Issues found by PVS-Studio Static Analyzer

Article/Code review: CMake: the Case when the Project's Quality is Unforgivable.

changed the description

Thanks for the review @SvyatoslavRazmyslov!

Being a static analysis nerd, I was looking forward to a PVS-Studio analysis for a long time.

It is worth pointing out that many of the findings are actually the in 3rd-party libraries libuv, libcurl, rhash, and libarchive. Especially the last one seems to contribute many issues. You might want to analyze this one next?

The remaining issues come from CTest, CPack, and the Visual Studio specific code. I am surprised the the core of CMake is actually pretty clean.

added triage:mr-welcome label

Thanks! I'd welcome MRs fixing any of the problems not in the third-party code.

Though we should probably forward the third-party code issues up to their respective upstreams.

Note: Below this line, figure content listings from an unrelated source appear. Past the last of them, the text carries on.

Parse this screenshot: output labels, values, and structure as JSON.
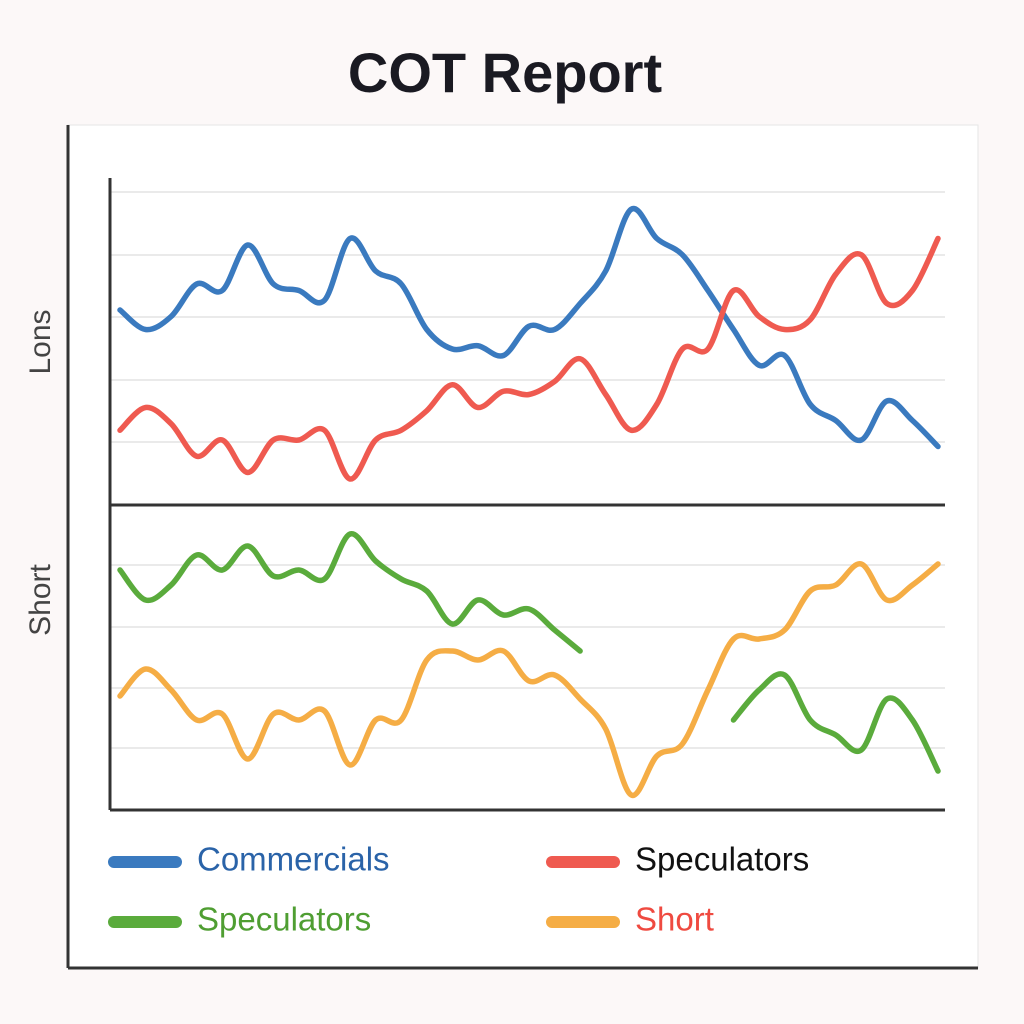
{
  "chart_data": {
    "type": "line",
    "title": "COT Report",
    "panels": [
      {
        "ylabel": "Lons",
        "ylim": [
          0,
          100
        ],
        "series": [
          {
            "name": "Commercials",
            "color": "#3a7abf",
            "label_color": "#2a63a8",
            "values": [
              60,
              54,
              58,
              68,
              66,
              80,
              68,
              66,
              63,
              82,
              72,
              68,
              54,
              48,
              49,
              46,
              55,
              54,
              62,
              72,
              91,
              82,
              77,
              66,
              54,
              43,
              46,
              31,
              26,
              20,
              32,
              26,
              18
            ]
          },
          {
            "name": "Speculators",
            "color": "#ef5a50",
            "label_color": "#111111",
            "values": [
              23,
              30,
              25,
              15,
              20,
              10,
              20,
              20,
              23,
              8,
              20,
              23,
              29,
              37,
              30,
              35,
              34,
              38,
              45,
              34,
              23,
              31,
              48,
              48,
              66,
              58,
              54,
              57,
              71,
              77,
              62,
              66,
              82
            ]
          }
        ]
      },
      {
        "ylabel": "Short",
        "ylim": [
          0,
          100
        ],
        "series": [
          {
            "name": "Speculators",
            "color": "#5aab3c",
            "label_color": "#4f9e32",
            "values": [
              80,
              70,
              75,
              85,
              80,
              88,
              78,
              80,
              77,
              92,
              83,
              77,
              73,
              62,
              70,
              65,
              67,
              60,
              53,
              null,
              null,
              null,
              null,
              null,
              30,
              40,
              45,
              30,
              25,
              20,
              37,
              30,
              13
            ]
          },
          {
            "name": "Short",
            "color": "#f5ad45",
            "label_color": "#ef4a40",
            "values": [
              38,
              47,
              40,
              30,
              32,
              17,
              32,
              30,
              33,
              15,
              30,
              30,
              50,
              53,
              50,
              53,
              43,
              45,
              37,
              27,
              5,
              18,
              22,
              40,
              57,
              57,
              60,
              73,
              75,
              82,
              70,
              75,
              82
            ]
          }
        ]
      }
    ]
  }
}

libuv PR: https://github.com/libuv/libuv/pull/2434

The linked report claims a memory leak in cmCTestMultiProcessHandler::StartTestProcess but there is no leak. In the case that StartTest returns true then ownership of the cmCTestRunTest instance has been moved to another structure. When the test finishes FinishTestProcess will be called later to delete it. Some refactoring could be done to clarify this and help static analysis tools understand it.

mentioned in merge request !3715 (merged)

!3715 (merged) fixes the issues in CMake/CTest/CPack proper. For now we do not fix vendored third-party sources which should be fixed upstream.